Cincinnati-based Pilot Chemical Company acquired the Pittsburgh polymer materials company, ATRP Solutions, for an undisclosed sum on July 11. Spun out of Carnegie Mellon University and a past SBIR recipient, ATRP and its 14 employees remain in Pittsburgh as an operating subsidiary of Pilot.  Exiting investors include Innovation Works and the Pittsburgh Life Sciences Greenhouse.

Our account includes two exits from late last quarter:

The 20 employee healthcare platform developer Precipio acquired Transgenomic (NASDAQ: TBIO) in a reverse merger, “resulting in the combined entity trading on the NASDAQ Stock Exchange under the ticker PRPO,” according to its Pitchbook profile.  Previous investors in Precipio include Connecticut Innovations.
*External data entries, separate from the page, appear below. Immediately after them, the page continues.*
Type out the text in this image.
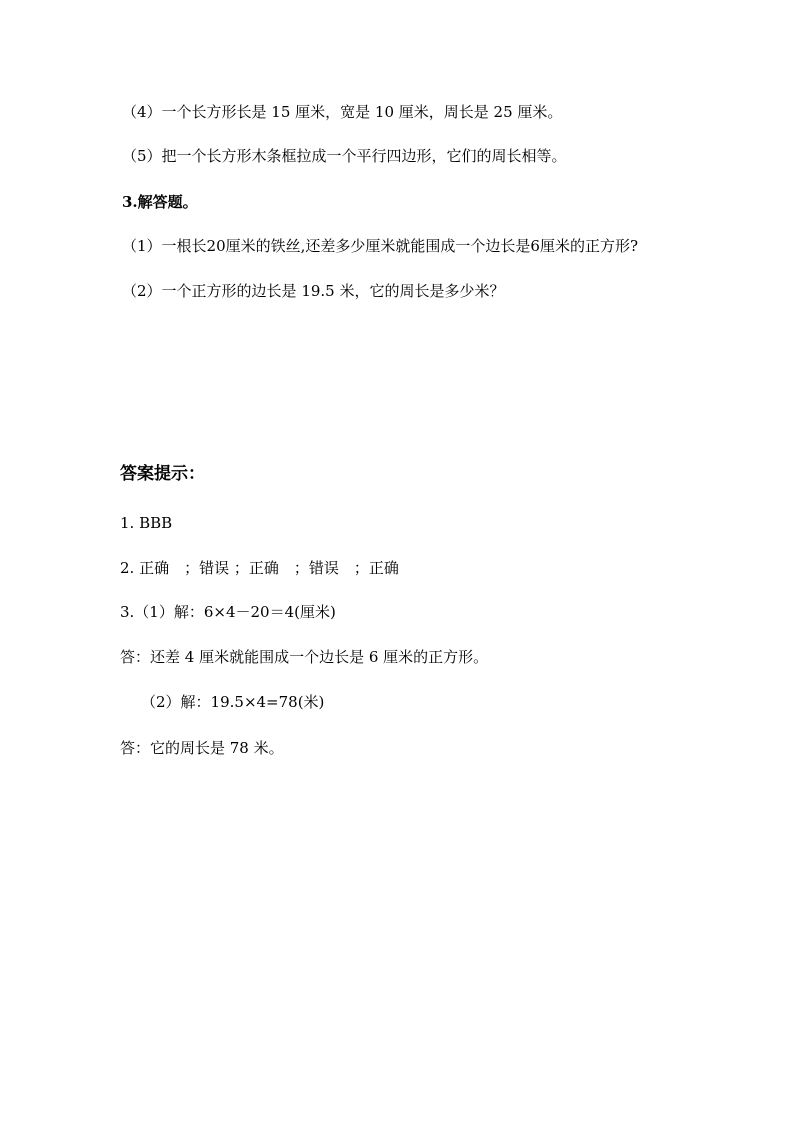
（4）一个长方形长是 15 厘米，宽是 10 厘米，周长是 25 厘米。
（5）把一个长方形木条框拉成一个平行四边形，它们的周长相等。
3.解答题。
（1）一根长20厘米的铁丝,还差多少厘米就能围成一个边长是6厘米的正方形?
（2）一个正方形的边长是 19.5 米，它的周长是多少米？
答案提示：
1. BBB
2. 正确　；错误 ；正确　；错误　；正确
3.（1）解：6×4－20＝4(厘米)
答：还差 4 厘米就能围成一个边长是 6 厘米的正方形。
（2）解：19.5×4=78(米)
答：它的周长是 78 米。
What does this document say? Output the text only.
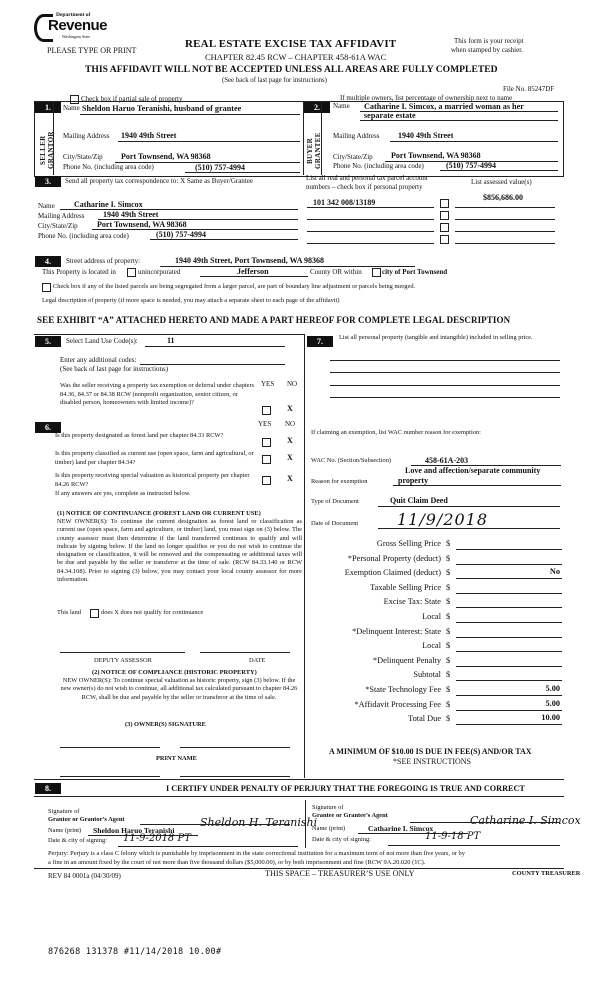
Department of
Revenue
Washington State
PLEASE TYPE OR PRINT
REAL ESTATE EXCISE TAX AFFIDAVIT
CHAPTER 82.45 RCW – CHAPTER 458-61A WAC
THIS AFFIDAVIT WILL NOT BE ACCEPTED UNLESS ALL AREAS ARE FULLY COMPLETED
(See back of last page for instructions)
This form is your receipt
when stamped by cashier.
File No. 85247DF
Check box if partial sale of property	If multiple owners, list percentage of ownership next to name
1.
SELLER GRANTOR
Name Sheldon Haruo Teranishi, husband of grantee
Mailing Address 1940 49th Street
City/State/Zip Port Townsend, WA 98368
Phone No. (including area code)	(510) 757-4994
2.
BUYER GRANTEE
Name Catharine I. Simcox, a married woman as her
separate estate
Mailing Address 1940 49th Street
City/State/Zip Port Townsend, WA 98368
Phone No. (including area code)	(510) 757-4994
3.	Send all property tax correspondence to: X Same as Buyer/Grantee	List all real and personal tax parcel account
numbers – check box if personal property
List assessed value(s)
$856,686.00
101 342 008/13189
Name Catharine I. Simcox
Mailing Address 1940 49th Street
City/State/Zip Port Townsend, WA 98368
Phone No. (including area code)	(510) 757-4994
4.	Street address of property:	1940 49th Street, Port Townsend, WA 98368
This Property is located in	unincorporated	Jefferson	County OR within	city of Port Townsend
Check box if any of the listed parcels are being segregated from a larger parcel, are part of boundary line adjustment or parcels being merged.
Legal description of property (if more space is needed, you may attach a separate sheet to each page of the affidavit)
SEE EXHIBIT “A” ATTACHED HERETO AND MADE A PART HEREOF FOR COMPLETE LEGAL DESCRIPTION
5.	Select Land Use Code(s):	11
Enter any additional codes:
(See back of last page for instructions)
YES NO
Was the seller receiving a property tax exemption or deferral under chapters 84.36, 84.37 or 84.38 RCW (nonprofit organization, senior citizen, or disabled person, homeowners with limited income)?
X
6.	YES NO
Is this property designated as forest land per chapter 84.33 RCW?
X
Is this property classified as current use (open space, farm and agricultural, or timber) land per chapter 84.34?
X
Is this property receiving special valuation as historical property per chapter 84.26 RCW?
X
If any answers are yes, complete as instructed below.
(1) NOTICE OF CONTINUANCE (FOREST LAND OR CURRENT USE)
NEW OWNER(S): To continue the current designation as forest land or classification as current use (open space, farm and agriculture, or timber) land, you must sign on (3) below. The county assessor must then determine if the land transferred continues to qualify and will indicate by signing below. If the land no longer qualifies or you do not wish to continue the designation or classification, it will be removed and the compensating or additional taxes will be due and payable by the seller or transferor at the time of sale. (RCW 84.33.140 or RCW 84.34.108). Prior to signing (3) below, you may contact your local county assessor for more information.
This land	does X does not qualify for continuance
DEPUTY ASSESSOR	DATE
(2) NOTICE OF COMPLIANCE (HISTORIC PROPERTY)
NEW OWNER(S): To continue special valuation as historic property, sign (3) below. If the new owner(s) do not wish to continue, all additional tax calculated pursuant to chapter 84.26 RCW, shall be due and payable by the seller or transferor at the time of sale.
(3) OWNER(S) SIGNATURE
PRINT NAME
7.	List all personal property (tangible and intangible) included in selling price.
If claiming an exemption, list WAC number reason for exemption:
WAC No. (Section/Subsection)	458-61A-203
Love and affection/separate community
Reason for exemption	property
Type of Document	Quit Claim Deed
Date of Document 11/9/2018
Gross Selling Price $
*Personal Property (deduct) $
Exemption Claimed (deduct) $	No
Taxable Selling Price $
Excise Tax: State $
Local $
*Delinquent Interest: State $
Local $
*Delinquent Penalty $
Subtotal $
*State Technology Fee $	5.00
*Affidavit Processing Fee $	5.00
Total Due $	10.00
A MINIMUM OF $10.00 IS DUE IN FEE(S) AND/OR TAX
*SEE INSTRUCTIONS
8.	I CERTIFY UNDER PENALTY OF PERJURY THAT THE FOREGOING IS TRUE AND CORRECT
Signature of
Grantor or Grantor’s Agent	Sheldon H. Teranishi
Name (print) Sheldon Haruo Teranishi
Date & city of signing: 11-9-2018 PT
Signature of
Grantee or Grantee’s Agent	Catharine I. Simcox
Name (print)	Catharine I. Simcox
Date & city of signing:	11-9-18 PT
Perjury: Perjury is a class C felony which is punishable by imprisonment in the state correctional institution for a maximum term of not more than five years, or by
a fine in an amount fixed by the court of not more than five thousand dollars ($5,000.00), or by both imprisonment and fine (RCW 9A.20.020 (1C).
REV 84 0001a (04/30/09)	THIS SPACE – TREASURER’S USE ONLY	COUNTY TREASURER
876268 131378 #11/14/2018 10.00#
CI has posted 49 prior successful exits on its website.

Certica Solutions acquired Unbound Concepts, developer of a machine learning algorithm, through an LBO on June 26.  Exiting investors include Accelerate Baltimore and TEDCO. Now an operating subsidiary of Certica, Unbound Concepts employs six people at the Emerging Technology Center in the Highlandtown neighborhood of Baltimore.